What happens when someone who was told to be small their entire life finally decides to take up space?
I've been thinking about this question for days now, ever since I finished listening to Lindy West read her own memoir during my morning jogs through Cambridge. And look, as someone who studies how narratives shape identity formation, I should probably be more clinical about this. But honestly? This book messed me up in the best way.
The protagonist exhibits classic patterns of what we call identity renegotiation in psychology - that painful, messy process of dismantling the self-concept others have constructed for you and building something new from the rubble. West doesn't just describe this process. She performs it. In real time. With jokes about diarrhea.
When the Researcher Becomes the Subject
Here's the thing about memoirs that I don't think most people appreciate: they're essentially case studies written by the patient. And West is a remarkably self-aware patient. She traces her psychological development from a painfully shy kid who learned that her body was a problem to be solved, through years of internalized shame, to her eventual - and I'm using this word deliberately - radicalization into self-acceptance.
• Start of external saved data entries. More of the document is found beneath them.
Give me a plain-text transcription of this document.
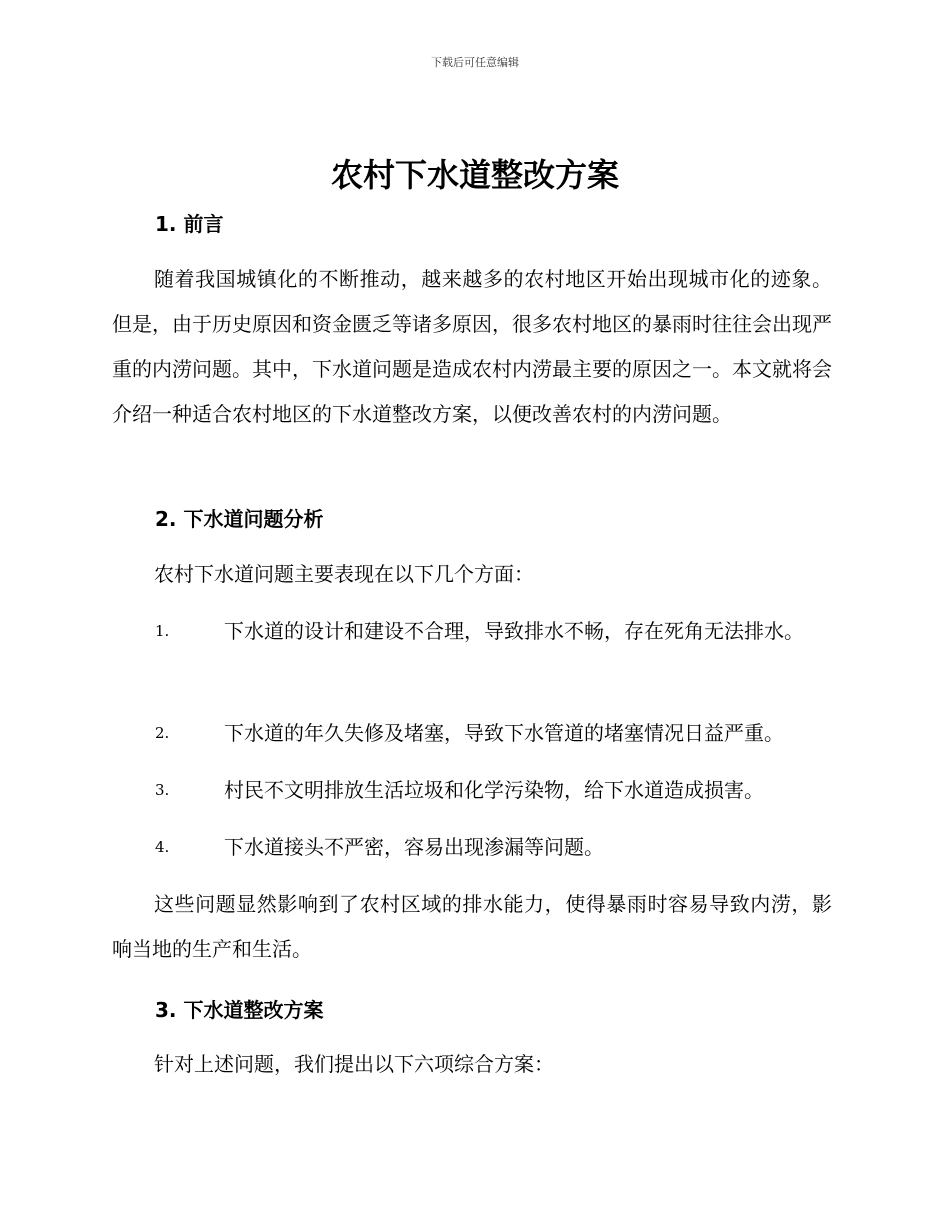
下载后可任意编辑
农村下水道整改方案
1. 前言

随着我国城镇化的不断推动，越来越多的农村地区开始出现城市化的迹象。但是，由于历史原因和资金匮乏等诸多原因，很多农村地区的暴雨时往往会出现严重的内涝问题。其中，下水道问题是造成农村内涝最主要的原因之一。本文就将会介绍一种适合农村地区的下水道整改方案，以便改善农村的内涝问题。

2. 下水道问题分析

农村下水道问题主要表现在以下几个方面：

1.	下水道的设计和建设不合理，导致排水不畅，存在死角无法排水。
2.	下水道的年久失修及堵塞，导致下水管道的堵塞情况日益严重。
3.	村民不文明排放生活垃圾和化学污染物，给下水道造成损害。
4.	下水道接头不严密，容易出现渗漏等问题。

这些问题显然影响到了农村区域的排水能力，使得暴雨时容易导致内涝，影响当地的生产和生活。

3. 下水道整改方案

针对上述问题，我们提出以下六项综合方案：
What makes this character compelling is that West doesn't pretend the transformation was clean or complete. She's honest about the backsliding. The moments of doubt. The way she still sometimes catches herself apologizing for existing. Story of Joan of Arc explores a similar tension between self-doubt and radical self-assertion, though in a very different historical context. My therapist would have thoughts about this character, and most of them would be approving.
The research actually shows that humor is one of the most effective psychological defense mechanisms - it allows us to process painful material without being overwhelmed by it. West weaponizes this. She'll be describing something genuinely traumatic - harassment campaigns, abortion, her father's death - and then pivot to something so absurdly funny that you're laughing before you realize you're also crying. It's disorienting in the best way.
The Voice That Couldn't Be Anyone Else
So about the narration. West reads her own book, and this is one of those cases where it absolutely had to be her. The timing is everything. She knows exactly where the jokes land because she wrote them. She knows when to let a sentence breathe and when to barrel through because she's building to something.
It's like having a conversation with a friend who's being brutally honest - except that friend is also really, really funny and occasionally makes you want to throw your phone into the Charles River because she's describing something you've felt but never had words for. (Not that I've ever done that. My phone is fine.)
There are moments where her voice catches slightly, particularly when she's talking about her dad. And those moments hit different than they would on the page. You can hear the grief that's still there, years later. That's not something a hired narrator could replicate.
I will say - and I'm being honest here - some sections feel a bit rushed. Like she's reading quickly to get through the painful parts. Which, psychologically, makes complete sense. But occasionally I found myself rewinding because I'd missed something. At six hours, it's not a long listen, but the emotional density is high.
Who Should Listen (And Who Should Skip)
Let me be direct: if you're uncomfortable with strong language, explicit discussions of bodies, abortion, or internet harassment, this isn't for you. West doesn't soften anything. She's not interested in making her experiences palatable for people who might be scandalized.
But if you've ever felt like you were taking up too much space - physically, intellectually, emotionally - this is a fascinating case study in what happens when someone decides to stop shrinking. If you're interested in how people reconstruct identity after years of external messaging that their identity is wrong, this is genuinely useful material.
I found myself asking: why does West's story feel so universal when her specific experiences are so particular? And I think it's because she's tapped into something fundamental about how we all navigate the gap between who we're told to be and who we actually are.
My mother would absolutely hate this book. Which, honestly, is part of why I loved it.
The audiobook works best during activities where you can actually process what you're hearing - I wouldn't recommend it for focused work. Morning runs were perfect. Cooking dinner worked too. Just be prepared to occasionally stop stirring because you need to laugh or because something hit a nerve you didn't know you had.
West isn't trying to be your therapist. But she might accidentally do some of that work anyway.